Rede von
Dr.
Herta
Däubler-Gmelin
- Parteizugehörigkeit zum Zeitpunkt der Rede:
(SPD)
- Letzte offizielle eingetragene Parteizugehörigkeit: (SPD)
Herr Präsident! Meine Damen und Herren! Ihre Bitte um konstruktive Mitarbeit, Herr Bundesjustizminister, verhallt bei uns - wie immer - nicht ungehört. Ich habe mir heute morgen angehört, was der Herr Bundeskanzler gerne für eine Opposition hätte: konstruktiv bis zum Umfallen und ein Ideenlieferant, damit Sie so richtig aus dem vollen schöpfen können. Dann, so hat er gesagt, sei die Regierungskoalition durchaus bereit, mit uns zu reden. Wenn man sich die Justizpolitik der vergangenen Jahre - man muß ja leider schon sagen: der vergangenen Jahrzehnte - anschaut, dann kann man, beinahe ohne Ironie, feststellen, daß wir dem Wunschbild des Bundeskanzlers gerade im Bereich der Justiz vollständig entsprechen.
Herr Bundesjustizminister, Sie haben über einige Punkte geredet, die natürlich auch uns am Herzen liegen, so z. B. die Frage der Modernisierung der Justiz, die Frage, welche Aufgabe Rechtspolitik heute hat. Unsere Antwort auf diese Frage: Umsetzung des Rechtsgüterschutzes und der Rechtsgüterordnung des Grundgesetzes unter den gegenwärtigen Umständen. Als weiteren Punkt, der uns ebenfalls sehr am Herzen liegt, füge ich noch die Kooperation im Bereich der Justiz über die Grenzen hinaus zu. Diese drei Punkte mahnen wir im halbjährlichen Abstand bei den Generalaussprachen zur Justiz- und Rechtspolitik hier immer wieder an.
Die Hälfte dieser Legislaturperiode ist schon wieder vorbei. Sie, Herr Justizminister, sind in Ihrer sympathischen Art seit einem Dreivierteljahr im Amt. Aber alles - und das macht einen so unlustig, wenn man über Rechtspolitik nachdenkt - ist so verdammt zähflüssig.

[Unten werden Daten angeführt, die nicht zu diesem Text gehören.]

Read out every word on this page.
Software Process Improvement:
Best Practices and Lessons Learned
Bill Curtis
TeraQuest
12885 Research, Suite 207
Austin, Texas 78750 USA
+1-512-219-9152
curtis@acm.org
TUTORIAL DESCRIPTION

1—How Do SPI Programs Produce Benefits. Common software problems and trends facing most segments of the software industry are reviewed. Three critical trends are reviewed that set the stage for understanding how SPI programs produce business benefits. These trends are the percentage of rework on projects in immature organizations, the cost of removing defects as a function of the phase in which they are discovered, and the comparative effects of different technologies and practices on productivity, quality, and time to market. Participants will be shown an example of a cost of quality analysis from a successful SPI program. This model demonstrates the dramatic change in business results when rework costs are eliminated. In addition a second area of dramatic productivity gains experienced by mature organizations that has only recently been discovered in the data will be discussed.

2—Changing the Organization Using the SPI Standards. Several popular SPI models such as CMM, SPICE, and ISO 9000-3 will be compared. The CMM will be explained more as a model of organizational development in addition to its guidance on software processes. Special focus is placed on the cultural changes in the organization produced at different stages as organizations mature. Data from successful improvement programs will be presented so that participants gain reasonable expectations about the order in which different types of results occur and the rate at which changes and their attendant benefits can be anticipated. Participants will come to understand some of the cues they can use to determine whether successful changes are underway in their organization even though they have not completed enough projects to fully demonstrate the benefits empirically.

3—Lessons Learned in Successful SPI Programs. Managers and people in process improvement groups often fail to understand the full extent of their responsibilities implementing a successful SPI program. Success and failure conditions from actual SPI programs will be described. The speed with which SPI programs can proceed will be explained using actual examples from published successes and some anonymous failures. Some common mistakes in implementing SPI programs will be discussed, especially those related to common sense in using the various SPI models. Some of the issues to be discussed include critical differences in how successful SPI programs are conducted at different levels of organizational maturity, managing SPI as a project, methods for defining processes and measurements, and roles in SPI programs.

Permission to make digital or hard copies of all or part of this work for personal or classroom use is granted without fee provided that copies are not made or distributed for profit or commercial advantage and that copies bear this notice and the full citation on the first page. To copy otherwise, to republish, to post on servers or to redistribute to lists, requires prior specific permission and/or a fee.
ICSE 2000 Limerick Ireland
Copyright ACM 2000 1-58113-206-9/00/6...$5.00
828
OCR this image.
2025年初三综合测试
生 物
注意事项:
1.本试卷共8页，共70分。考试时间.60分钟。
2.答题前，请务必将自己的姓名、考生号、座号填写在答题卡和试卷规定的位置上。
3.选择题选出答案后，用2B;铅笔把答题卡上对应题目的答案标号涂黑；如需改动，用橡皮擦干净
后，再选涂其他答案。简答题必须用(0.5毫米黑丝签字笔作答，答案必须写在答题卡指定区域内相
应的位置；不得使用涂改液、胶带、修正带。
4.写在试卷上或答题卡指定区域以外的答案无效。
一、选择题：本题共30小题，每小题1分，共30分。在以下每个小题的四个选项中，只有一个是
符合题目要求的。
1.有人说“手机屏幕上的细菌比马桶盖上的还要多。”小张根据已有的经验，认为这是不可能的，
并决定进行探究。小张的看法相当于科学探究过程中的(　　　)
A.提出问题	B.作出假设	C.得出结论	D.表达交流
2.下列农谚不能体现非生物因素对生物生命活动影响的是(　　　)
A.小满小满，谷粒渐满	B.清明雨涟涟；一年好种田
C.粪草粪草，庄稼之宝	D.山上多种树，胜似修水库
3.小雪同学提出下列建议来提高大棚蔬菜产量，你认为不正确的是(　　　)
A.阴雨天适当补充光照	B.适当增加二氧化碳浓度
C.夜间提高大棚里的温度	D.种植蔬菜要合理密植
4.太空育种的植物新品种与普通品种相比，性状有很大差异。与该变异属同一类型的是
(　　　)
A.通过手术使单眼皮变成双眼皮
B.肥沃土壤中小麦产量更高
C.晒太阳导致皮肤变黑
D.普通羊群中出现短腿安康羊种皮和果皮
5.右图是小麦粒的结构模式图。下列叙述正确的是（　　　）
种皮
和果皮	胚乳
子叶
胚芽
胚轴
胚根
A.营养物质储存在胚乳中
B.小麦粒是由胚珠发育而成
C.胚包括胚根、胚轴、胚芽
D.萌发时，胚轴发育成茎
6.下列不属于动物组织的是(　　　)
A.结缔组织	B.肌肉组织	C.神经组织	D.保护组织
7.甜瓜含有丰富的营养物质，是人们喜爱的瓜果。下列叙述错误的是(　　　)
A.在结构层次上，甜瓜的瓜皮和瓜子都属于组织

Dabei sind die Vorlagen die wir Ihnen liefern, wirklich gut. Ich darf ein paar aufzählen und werde nicht
mehr nehmen, als beide Hände Finger haben - das heißt: nicht mehr als zehn, Herr Kleinert.

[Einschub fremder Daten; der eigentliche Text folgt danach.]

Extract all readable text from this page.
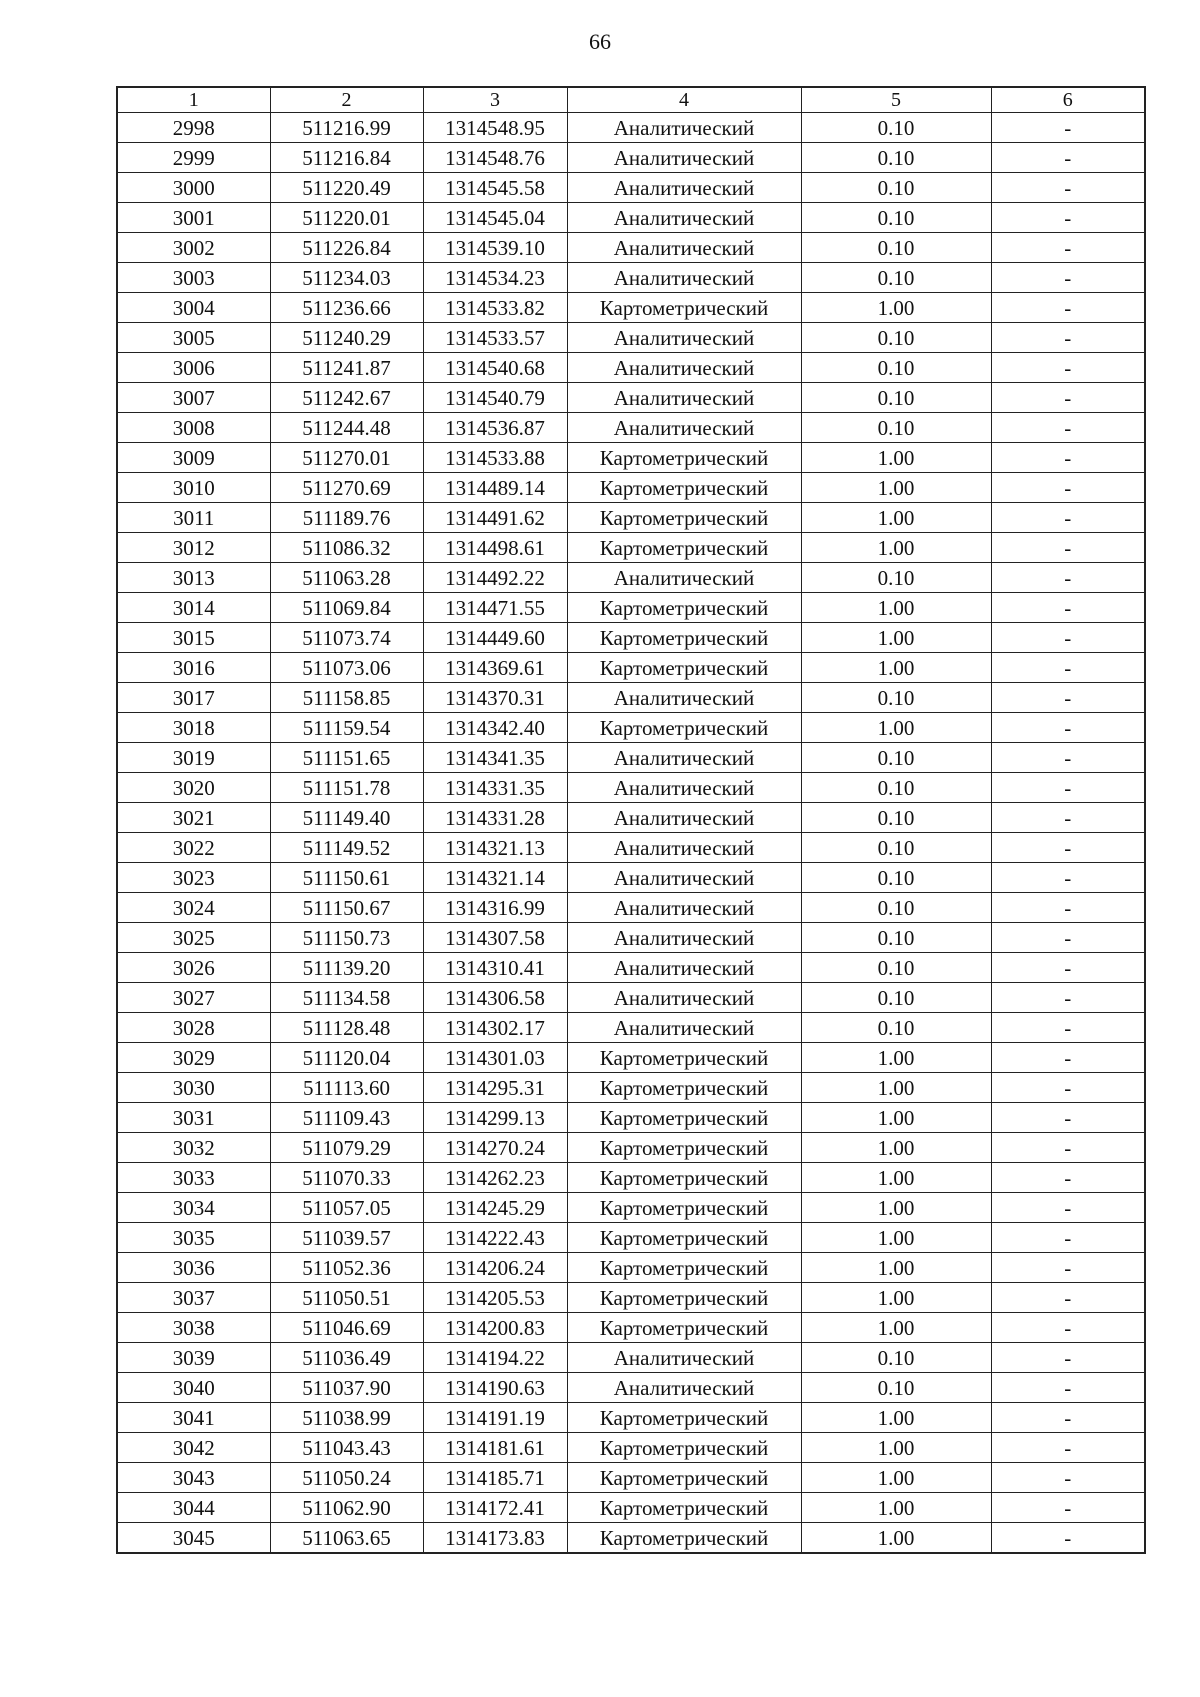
66
1	2	3	4	5	6
2998	511216.99	1314548.95	Аналитический	0.10	-
2999	511216.84	1314548.76	Аналитический	0.10	-
3000	511220.49	1314545.58	Аналитический	0.10	-
3001	511220.01	1314545.04	Аналитический	0.10	-
3002	511226.84	1314539.10	Аналитический	0.10	-
3003	511234.03	1314534.23	Аналитический	0.10	-
3004	511236.66	1314533.82	Картометрический	1.00	-
3005	511240.29	1314533.57	Аналитический	0.10	-
3006	511241.87	1314540.68	Аналитический	0.10	-
3007	511242.67	1314540.79	Аналитический	0.10	-
3008	511244.48	1314536.87	Аналитический	0.10	-
3009	511270.01	1314533.88	Картометрический	1.00	-
3010	511270.69	1314489.14	Картометрический	1.00	-
3011	511189.76	1314491.62	Картометрический	1.00	-
3012	511086.32	1314498.61	Картометрический	1.00	-
3013	511063.28	1314492.22	Аналитический	0.10	-
3014	511069.84	1314471.55	Картометрический	1.00	-
3015	511073.74	1314449.60	Картометрический	1.00	-
3016	511073.06	1314369.61	Картометрический	1.00	-
3017	511158.85	1314370.31	Аналитический	0.10	-
3018	511159.54	1314342.40	Картометрический	1.00	-
3019	511151.65	1314341.35	Аналитический	0.10	-
3020	511151.78	1314331.35	Аналитический	0.10	-
3021	511149.40	1314331.28	Аналитический	0.10	-
3022	511149.52	1314321.13	Аналитический	0.10	-
3023	511150.61	1314321.14	Аналитический	0.10	-
3024	511150.67	1314316.99	Аналитический	0.10	-
3025	511150.73	1314307.58	Аналитический	0.10	-
3026	511139.20	1314310.41	Аналитический	0.10	-
3027	511134.58	1314306.58	Аналитический	0.10	-
3028	511128.48	1314302.17	Аналитический	0.10	-
3029	511120.04	1314301.03	Картометрический	1.00	-
3030	511113.60	1314295.31	Картометрический	1.00	-
3031	511109.43	1314299.13	Картометрический	1.00	-
3032	511079.29	1314270.24	Картометрический	1.00	-
3033	511070.33	1314262.23	Картометрический	1.00	-
3034	511057.05	1314245.29	Картометрический	1.00	-
3035	511039.57	1314222.43	Картометрический	1.00	-
3036	511052.36	1314206.24	Картометрический	1.00	-
3037	511050.51	1314205.53	Картометрический	1.00	-
3038	511046.69	1314200.83	Картометрический	1.00	-
3039	511036.49	1314194.22	Аналитический	0.10	-
3040	511037.90	1314190.63	Аналитический	0.10	-
3041	511038.99	1314191.19	Картометрический	1.00	-
3042	511043.43	1314181.61	Картометрический	1.00	-
3043	511050.24	1314185.71	Картометрический	1.00	-
3044	511062.90	1314172.41	Картометрический	1.00	-
3045	511063.65	1314173.83	Картометрический	1.00	-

Herr Scholz sprach über Staatsangehörigkeit. - Ich kann die Entwürfe, die wir dazu vorgelegt haben, gar nicht mehr zählen - und Sie sind über diese Fehlgeburt einer Kinderstaatszugehörigkeit immer noch nicht hinaus. Kein Mensch von Ihnen weiß, worauf das hinauslaufen soll. - Jetzt heben Sie wieder die Hände; das macht Sie so sympathisch. Aber ich weiß nie so recht, ob ich mich jetzt mit Ihnen auseinandersetzen und Ihnen böse sein soll,
daß Sie bei Ihrem Koalitionspartner nichts erreichen, oder ob ich mich an die Kolleginnen und Kollegen der CDU/CSU oder nur an die der CSU wenden soll, um Klarheit in dieser Frage zu bekommen.

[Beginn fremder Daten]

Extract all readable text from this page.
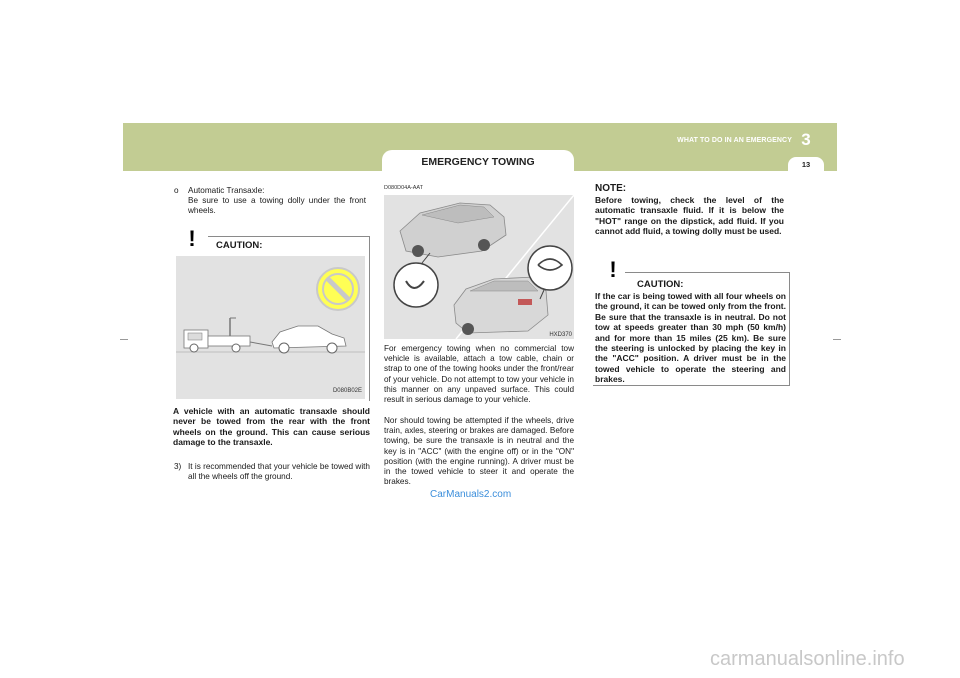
EMERGENCY TOWING
WHAT TO DO IN AN EMERGENCY 3
13
o	Automatic Transaxle:
Be sure to use a towing dolly under the front wheels.
!	CAUTION:
D080B02E
A vehicle with an automatic transaxle should never be towed from the rear with the front wheels on the ground. This can cause serious damage to the transaxle.
3) It is recommended that your vehicle be towed with all the wheels off the ground.
D080D04A-AAT
HXD370
For emergency towing when no commercial tow vehicle is available, attach a tow cable, chain or strap to one of the towing hooks under the front/rear of your vehicle. Do not attempt to tow your vehicle in this manner on any unpaved surface. This could result in serious damage to your vehicle.
Nor should towing be attempted if the wheels, drive train, axles, steering or brakes are damaged. Before towing, be sure the transaxle is in neutral and the key is in "ACC" (with the engine off) or in the "ON" position (with the engine running). A driver must be in the towed vehicle to steer it and operate the brakes.
CarManuals2.com
NOTE:
Before towing, check the level of the automatic transaxle fluid. If it is below the "HOT" range on the dipstick, add fluid. If you cannot add fluid, a towing dolly must be used.
!
CAUTION:
If the car is being towed with all four wheels on the ground, it can be towed only from the front. Be sure that the transaxle is in neutral. Do not tow at speeds greater than 30 mph (50 km/h) and for more than 15 miles (25 km). Be sure the steering is unlocked by placing the key in the "ACC" position. A driver must be in the towed vehicle to operate the steering and brakes.
carmanualsonline.info
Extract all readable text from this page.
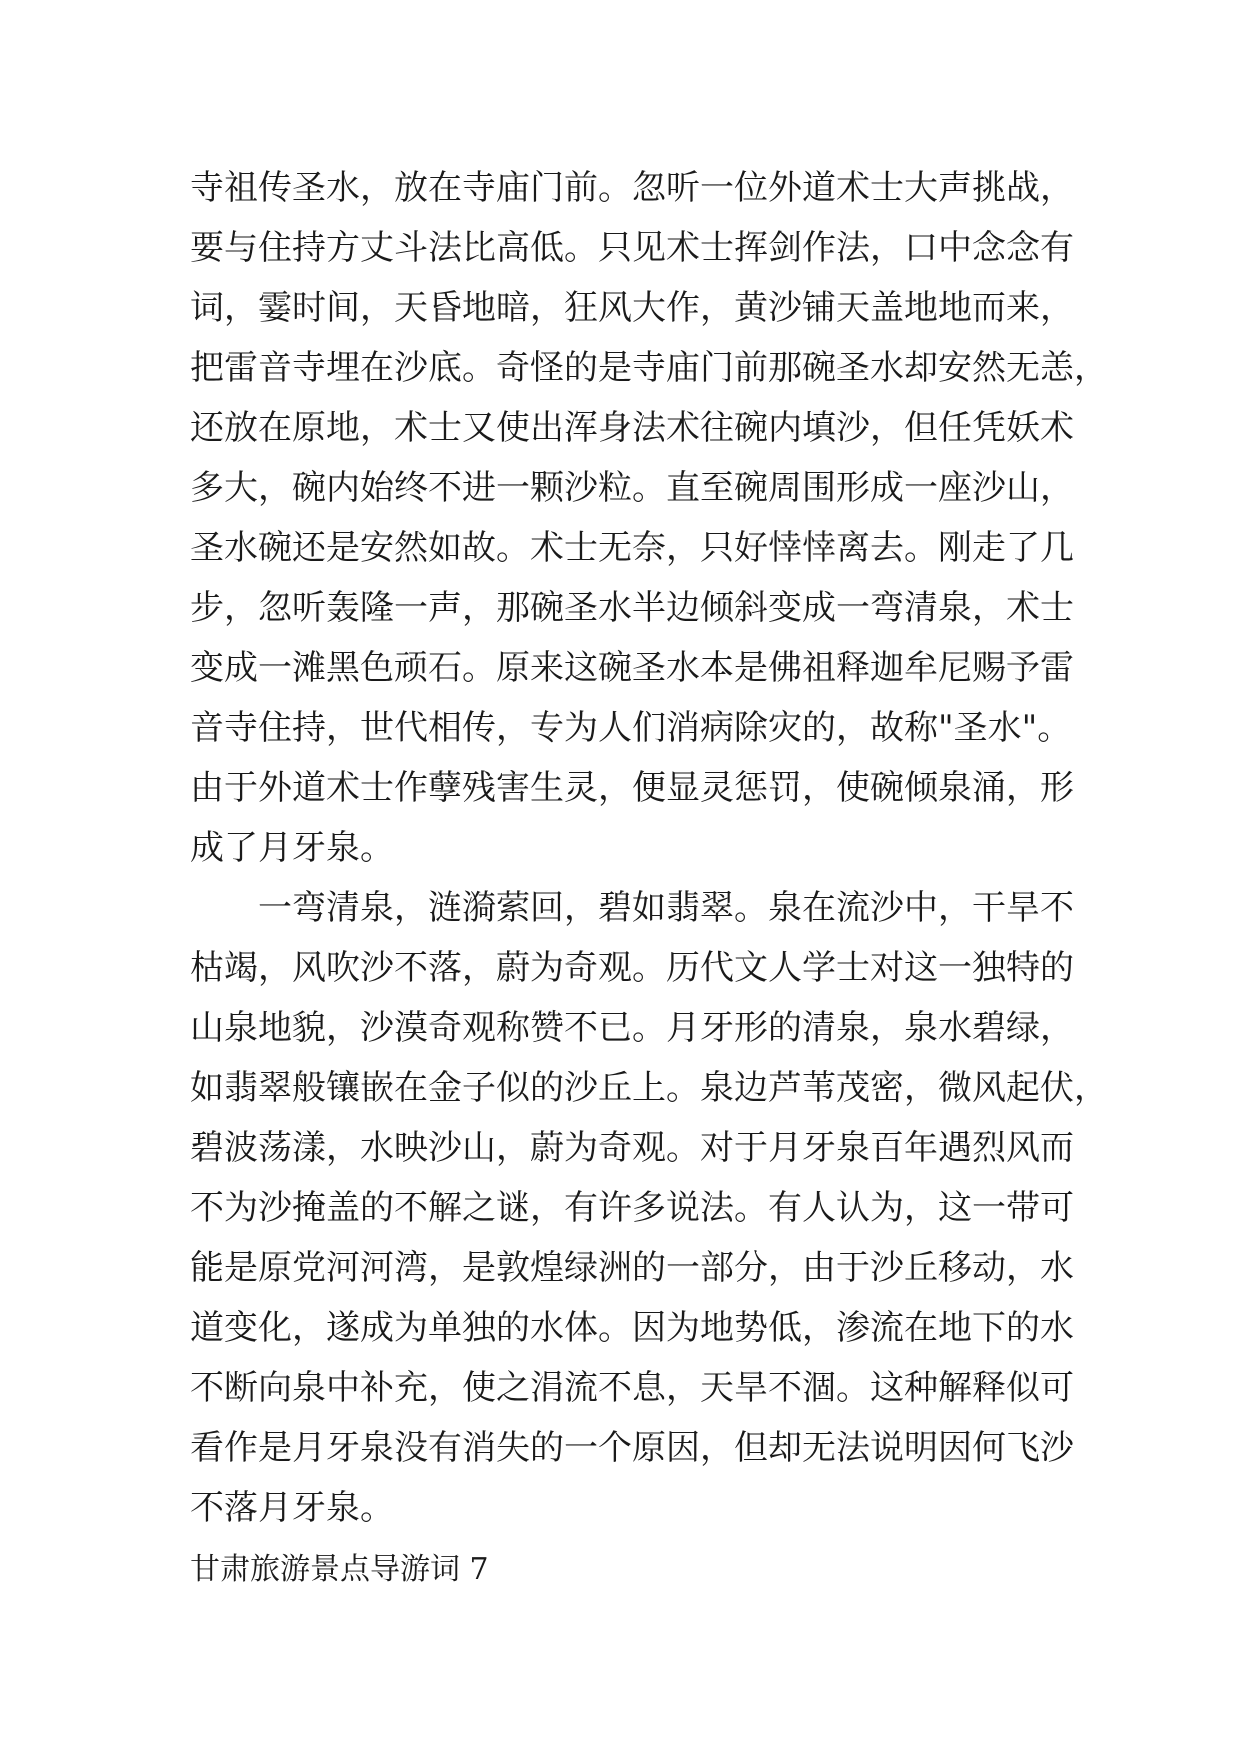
寺祖传圣水，放在寺庙门前。忽听一位外道术士大声挑战，
要与住持方丈斗法比高低。只见术士挥剑作法，口中念念有
词，霎时间，天昏地暗，狂风大作，黄沙铺天盖地地而来，
把雷音寺埋在沙底。奇怪的是寺庙门前那碗圣水却安然无恙，
还放在原地，术士又使出浑身法术往碗内填沙，但任凭妖术
多大，碗内始终不进一颗沙粒。直至碗周围形成一座沙山，
圣水碗还是安然如故。术士无奈，只好悻悻离去。刚走了几
步，忽听轰隆一声，那碗圣水半边倾斜变成一弯清泉，术士
变成一滩黑色顽石。原来这碗圣水本是佛祖释迦牟尼赐予雷
音寺住持，世代相传，专为人们消病除灾的，故称"圣水"。
由于外道术士作孽残害生灵，便显灵惩罚，使碗倾泉涌，形
成了月牙泉。
一弯清泉，涟漪萦回，碧如翡翠。泉在流沙中，干旱不
枯竭，风吹沙不落，蔚为奇观。历代文人学士对这一独特的
山泉地貌，沙漠奇观称赞不已。月牙形的清泉，泉水碧绿，
如翡翠般镶嵌在金子似的沙丘上。泉边芦苇茂密，微风起伏，
碧波荡漾，水映沙山，蔚为奇观。对于月牙泉百年遇烈风而
不为沙掩盖的不解之谜，有许多说法。有人认为，这一带可
能是原党河河湾，是敦煌绿洲的一部分，由于沙丘移动，水
道变化，遂成为单独的水体。因为地势低，渗流在地下的水
不断向泉中补充，使之涓流不息，天旱不涸。这种解释似可
看作是月牙泉没有消失的一个原因，但却无法说明因何飞沙
不落月牙泉。
甘肃旅游景点导游词 7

Unser Problem ist, daß wir immer das Gefühl haben, bei Ihnen in ein schwarzes Loch zu reden. Dabei sagen wir doch nur: Jetz schwätzet nit immer bloß, sondern machet en Strich! Laßt uns endlich das tun, was getan werden muß. Das heißt: Wir müssen die Kinder der Einwanderer in der Bundesrepublik Deutschland endlich integrieren.
Wir brauchen vernünftige Regelungen für ein Staatsangehörigkeitsrecht für Kinder, und zwar jetzt. Der Preis wird doch nicht geringer, ihre Schwierigkeiten werden nicht kleiner, wenn Sie noch lange zuwarten. Aber die Zeit vergeht, und der Goodwill der jungen Leute und Kinder ist dann vertan. Wenn wir auf Konsensbildung im Innern und auf Integration Wert legen, brauchen wir ganz dringend eine Änderung.
Ich will noch einen Punkt ansprechen, von dem auch Herr Scholz gesprochen hat. Es war gut, daß wir in den vergangenen Jahren bei Asylbewerbern und auch bei Spätaussiedlern, die nicht anerkannt werden konnten, in schwierigen und komplexen Fällen - die Fälle waren außerordentlich vielschichtig - zur Altfallregelung gekommen sind. Nun ist es aber so, daß Menschen, die unter dieser sogenannte Altfallregelung fallen, auch Kinder haben.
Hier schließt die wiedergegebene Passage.